We also reject the trustee's argument that once it purchased the trust assets in its own name, whatever responsibilities it had to plaintiffs under the trust documents terminated. The Trust Agreements provide that the obligations of the trustee continue at least through the trust termination date, which is when the assets are actually distributed to the security holders. The termination date cannot occur until after any sale of the trust assets is consummated. We also find unpersuasive the trustee's argument that because it did not have to elect an early termination, but could have operated the trust until the assets had no value, it had no obligation upon early termination to purchase or sell the trust assets at a price that would benefit the residual security holders. While the trustee had the right to either elect or not elect an early trust termination, having made such election, it was obligated to act in conformance with its contractual duties.
Notwithstanding our determination that plaintiffs have stated a claim for breach of contract, we find that their claims for conversion and anticipatory beach of contract were properly dismissed. The anticipatory breach claim fails because the complaint merely alleges that defendant had a unilateral obligation to pay money (see Long Is. R.R. Co. v. Northville Indus. Corp., 41 N.Y.2d 455, 466 ; Acacia Natl. Life Ins. Co. v. Kay Jewelers, 203 A.D.2d 40, 43 [1st Dept 1994] ). The claim for conversion fails because it is duplicative of plaintiffs' breach of contract claims (Sebastian Holdings, Inc. v. Deutsche Bank, A.G., 108 AD3d 433 [1st Dept 2012] ).
We have considered plaintiffs' remaining arguments and find them unavailing.
Accordingly, the order of the Supreme Court, New York County (Jeffrey K. Oing, J.), entered March 3, 2016, which granted defendant's motion to dismiss the complaint, should be modified, on the law, to the extent of reinstating the breach of contract claim, and otherwise affirmed, with costs against respondent.
1. The Trust Agreements used were all either identical, or identical in form, to the Standard Ginnie Mae REMIC trust provisions.
2. The early termination provision is intended to permit the trustee to end a trust that is no longer profitable, e.g., when the cost of administering the trust exceeds the benefits of operation (26 CFR 1.860G–2[j] ).

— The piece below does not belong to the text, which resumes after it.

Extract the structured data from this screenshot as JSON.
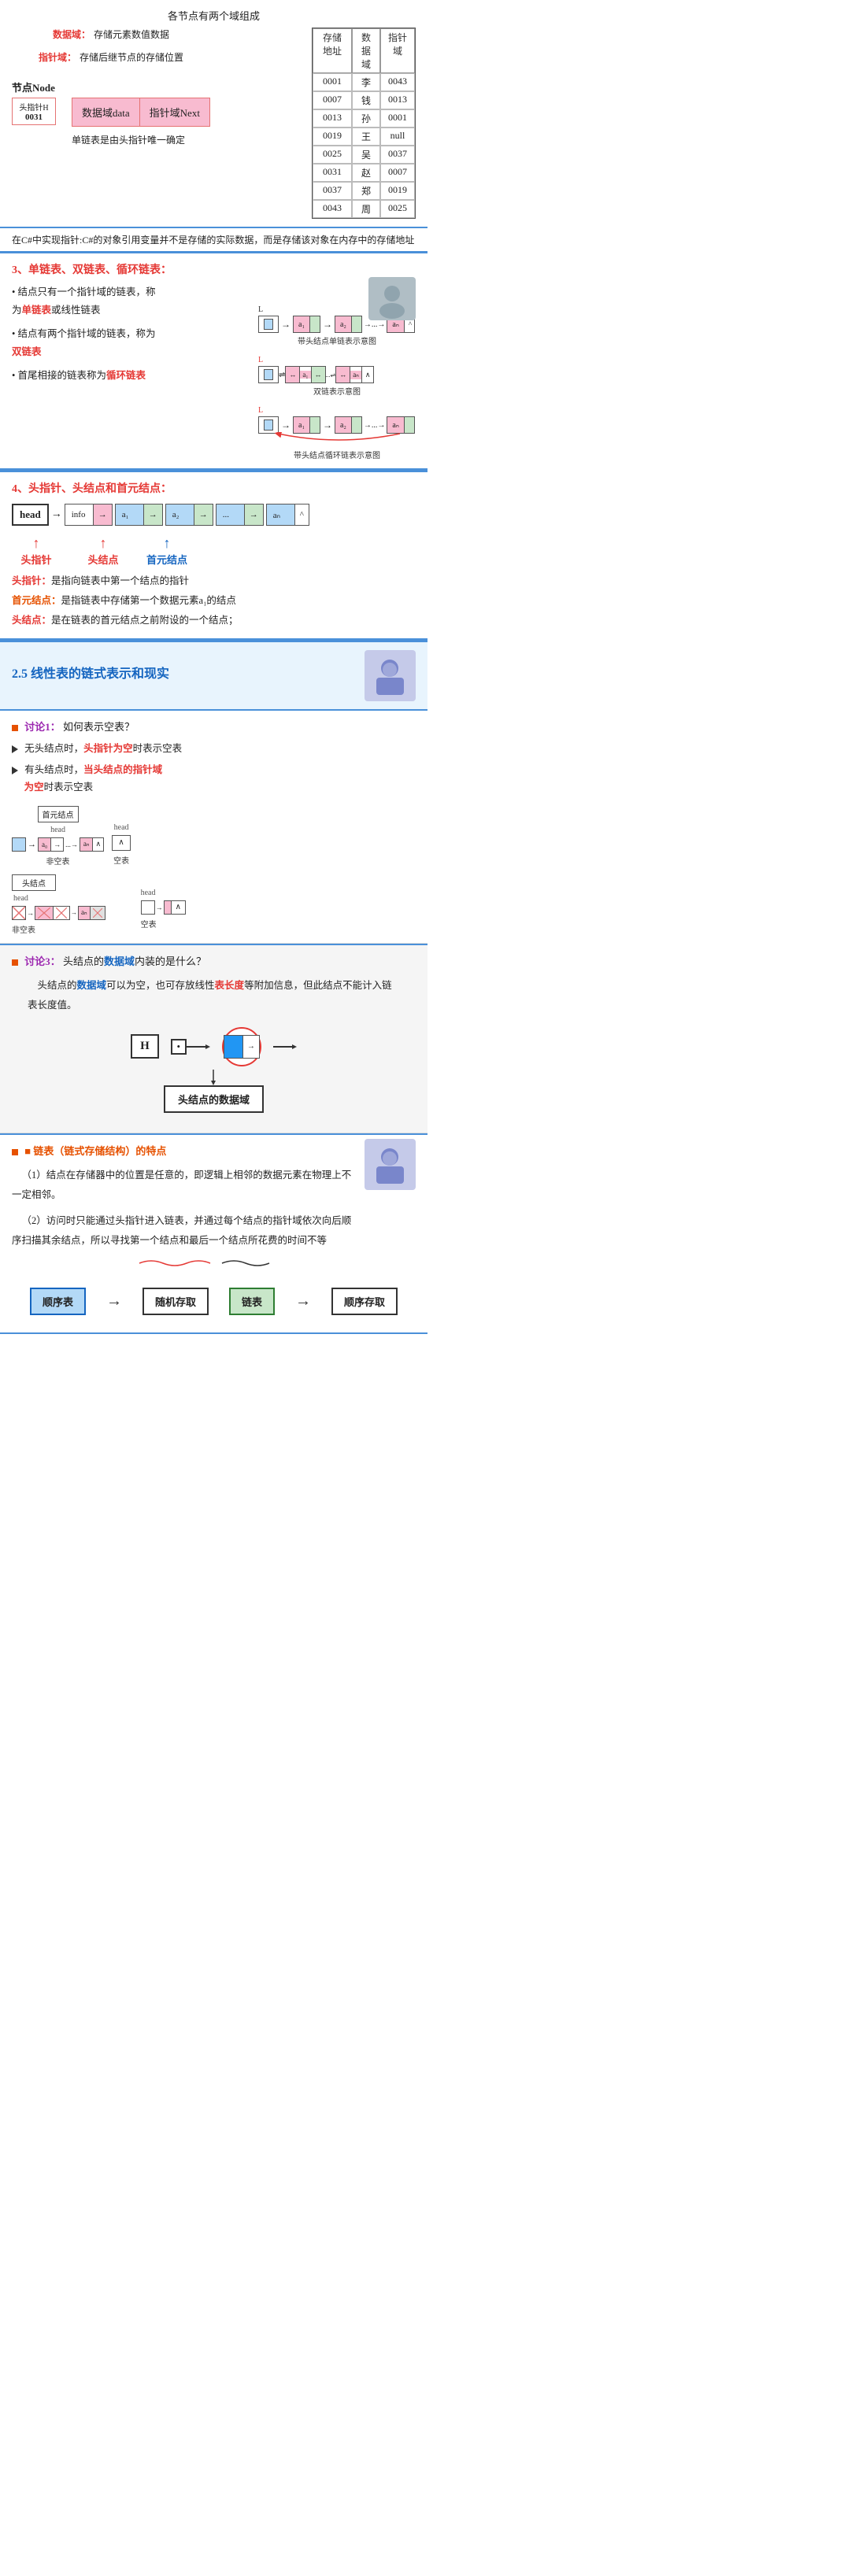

3. Under the Trust Agreements only the regular holders have book entry securities, the residual security holders have certificated securities (Trust Agreements § 2.01). Thus, the termination price, which reflects the regular shareholders' financial interests, is the only amount that can be deposited into a book-entry depository account.
4. The Trust Agreements were developed by Ginnie Mae. Ginnie Mae was the guarantor of the regular security holders' interest. It makes sense that Ginnie Mae would require that the early termination price cover, at a minimum, the financial interests that Ginnie Mae undertook the risk to pay.
5. Plaintiffs also contend that the trustee's interpretation would jeopardize the favorable tax treatment otherwise afforded REMICs (IRC 860[f] ). Defendants argue that clean up calls are exempted from prohibited transactions that would otherwise void the tax benefits. Because, however, we do not agree with defendant's interpretation of the trust agreements, we do not reach the issue of whether the federal tax benefits would be lost were we to decide otherwise. Certainly, making sure these contracts are consistent with their tax purpose is an important consideration and any interpretation that voids the tax benefit intended should be avoided (see Shedlinsky v. Budweiser Brewing Co., 163 N.Y. 437, 439 ; Federal Ins. Co. v. Americas Ins. Co., 258 A.D.2d 39, 44 [1st Dept 1999] ).